Some have made the argument that Friulano (formerly called Tocai) is the signature grape, particularly in the Collio DOC. The wine that makes the most convincing claim to Friulano's prowess is Raccaro's "Rolat," particularly with a few years of age under its belt. Here, the grape's hidden power comes to the fore with a compelling nose swirling with bright strawberry and tea-like tones. With time, "Rolat" loosens up and offers a generosity and length on the palate that screams for experimental food pairings, and here is where that claim to superiority comes in: sure, macerated Ribolla Gialla, layered Pinot Bianco and even vivacious Vitovska could top the podium, but none of them come close to Friulano's versatility at the table. "Rolat" makes this fact abundantly clear with its sorta salty, ever-so-persistent finish.
Raccaro Collio Bianco
As a monovarietal, single-vineyard wine, the "Rolat" Collio Friulano can be seen as Raccaro's terroir-centric wine. The Collio Bianco, however, is where the craft comes in.
Across the Collio DOC, the Bianco category is an open-ended invitation to blend and allow the producer to make their mark on a signature house-style wine. Some lead with Sauvignon Blanc, others with Pinot Bianco, but at Raccaro, it is not surprising which grape takes the lead: Friulano. Complemented by Ribolla Gialla as well as some Pinot Grigio and Sauvignon Blanc, this beautiful bianco is the epitome of "summer serious." With its peachy tones and lemon-like crispness, it'll have you craving a balmy night on the patio even in the dead of winter. But its broad-shouldered texture, it thrilling layers of acidity, and its propensity to age well demand a different kind of attention as well. Yes, you can meditate on a wine in July. Or make a blended white the centerpiece of a holiday meal in winter. "Either way," says this Collio Bianco.

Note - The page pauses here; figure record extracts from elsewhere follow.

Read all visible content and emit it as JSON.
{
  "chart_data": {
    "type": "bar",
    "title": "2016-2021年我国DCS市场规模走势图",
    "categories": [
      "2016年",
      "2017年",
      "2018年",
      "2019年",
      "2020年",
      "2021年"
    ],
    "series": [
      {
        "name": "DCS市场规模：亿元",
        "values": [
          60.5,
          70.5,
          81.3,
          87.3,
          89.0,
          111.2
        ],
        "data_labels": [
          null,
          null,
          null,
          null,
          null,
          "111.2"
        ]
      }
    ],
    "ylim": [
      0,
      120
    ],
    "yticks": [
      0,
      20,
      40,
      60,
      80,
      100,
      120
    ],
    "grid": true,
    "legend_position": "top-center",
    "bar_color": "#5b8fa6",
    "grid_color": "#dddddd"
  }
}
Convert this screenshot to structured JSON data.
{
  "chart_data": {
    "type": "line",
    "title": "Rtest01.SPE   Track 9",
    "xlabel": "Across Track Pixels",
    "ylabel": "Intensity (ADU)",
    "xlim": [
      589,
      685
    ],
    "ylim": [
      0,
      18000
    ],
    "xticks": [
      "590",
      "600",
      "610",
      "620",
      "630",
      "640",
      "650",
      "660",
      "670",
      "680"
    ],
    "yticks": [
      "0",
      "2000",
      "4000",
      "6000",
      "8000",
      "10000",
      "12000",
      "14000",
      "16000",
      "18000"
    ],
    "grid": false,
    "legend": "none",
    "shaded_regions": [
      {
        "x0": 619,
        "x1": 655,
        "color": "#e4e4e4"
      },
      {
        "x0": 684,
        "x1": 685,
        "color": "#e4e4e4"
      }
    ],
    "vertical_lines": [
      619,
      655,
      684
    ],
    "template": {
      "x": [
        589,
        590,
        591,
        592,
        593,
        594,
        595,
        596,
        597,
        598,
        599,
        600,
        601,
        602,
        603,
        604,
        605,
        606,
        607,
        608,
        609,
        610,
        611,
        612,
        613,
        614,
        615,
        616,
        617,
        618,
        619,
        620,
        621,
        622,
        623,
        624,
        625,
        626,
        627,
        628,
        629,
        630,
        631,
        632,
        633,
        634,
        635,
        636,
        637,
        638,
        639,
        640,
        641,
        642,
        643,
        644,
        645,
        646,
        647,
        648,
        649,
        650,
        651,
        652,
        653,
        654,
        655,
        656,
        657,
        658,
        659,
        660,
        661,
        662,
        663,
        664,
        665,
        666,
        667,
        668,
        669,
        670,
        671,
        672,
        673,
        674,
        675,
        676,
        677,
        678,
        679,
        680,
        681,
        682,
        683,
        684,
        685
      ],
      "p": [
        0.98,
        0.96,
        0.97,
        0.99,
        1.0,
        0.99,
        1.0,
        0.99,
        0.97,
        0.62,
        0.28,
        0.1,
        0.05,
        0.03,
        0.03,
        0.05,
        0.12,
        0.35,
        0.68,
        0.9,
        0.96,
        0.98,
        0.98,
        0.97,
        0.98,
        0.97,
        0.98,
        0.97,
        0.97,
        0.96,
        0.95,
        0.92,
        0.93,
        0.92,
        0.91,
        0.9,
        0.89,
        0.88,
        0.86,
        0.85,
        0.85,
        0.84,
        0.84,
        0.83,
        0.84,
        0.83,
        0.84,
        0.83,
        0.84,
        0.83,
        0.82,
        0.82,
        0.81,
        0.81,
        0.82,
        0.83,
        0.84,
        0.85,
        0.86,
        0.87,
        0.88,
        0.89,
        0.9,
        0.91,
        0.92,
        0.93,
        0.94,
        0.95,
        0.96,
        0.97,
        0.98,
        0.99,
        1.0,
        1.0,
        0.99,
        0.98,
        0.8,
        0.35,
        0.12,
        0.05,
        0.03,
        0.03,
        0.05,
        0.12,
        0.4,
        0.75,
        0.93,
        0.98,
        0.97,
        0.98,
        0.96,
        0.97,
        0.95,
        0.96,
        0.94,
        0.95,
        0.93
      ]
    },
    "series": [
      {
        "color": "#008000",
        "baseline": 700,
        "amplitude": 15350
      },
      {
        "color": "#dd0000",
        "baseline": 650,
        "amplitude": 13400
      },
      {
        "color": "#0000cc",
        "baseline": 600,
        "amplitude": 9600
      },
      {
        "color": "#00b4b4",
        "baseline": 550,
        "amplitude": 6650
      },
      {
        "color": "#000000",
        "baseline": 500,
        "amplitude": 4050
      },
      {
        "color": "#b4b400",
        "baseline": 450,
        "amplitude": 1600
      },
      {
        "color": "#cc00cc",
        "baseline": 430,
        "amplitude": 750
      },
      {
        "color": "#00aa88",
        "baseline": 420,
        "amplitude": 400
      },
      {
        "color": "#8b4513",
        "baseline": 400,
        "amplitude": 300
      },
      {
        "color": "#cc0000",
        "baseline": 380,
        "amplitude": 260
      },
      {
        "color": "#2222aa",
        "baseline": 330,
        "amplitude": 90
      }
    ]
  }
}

This was the wine that convinced me to list Raccaro as an Essential Winemaker of Italy.
Raccaro Collio Merlot
It would be easy to see the Merlot at Raccaro as an after-thought. The Lone Ranger on the red wine spectrum — and from an over-planted, often-mistreated international variety, too — it would be understandable why one might not see the point. But this is Collio, and as Dario Raccaro demonstrates expertly here, Merlot from the region's ponca soil takes on a level of elegance we hardly ever see in the wider world. And this is one of the region's very best. With startlingly deep tones of raspberry and plum, as well as swirls of leafy, herbaceous beauty, this Merlot has a persistence and intrigue that never fatigues.
Dare I say it? "Step aside, Saint-Émilion."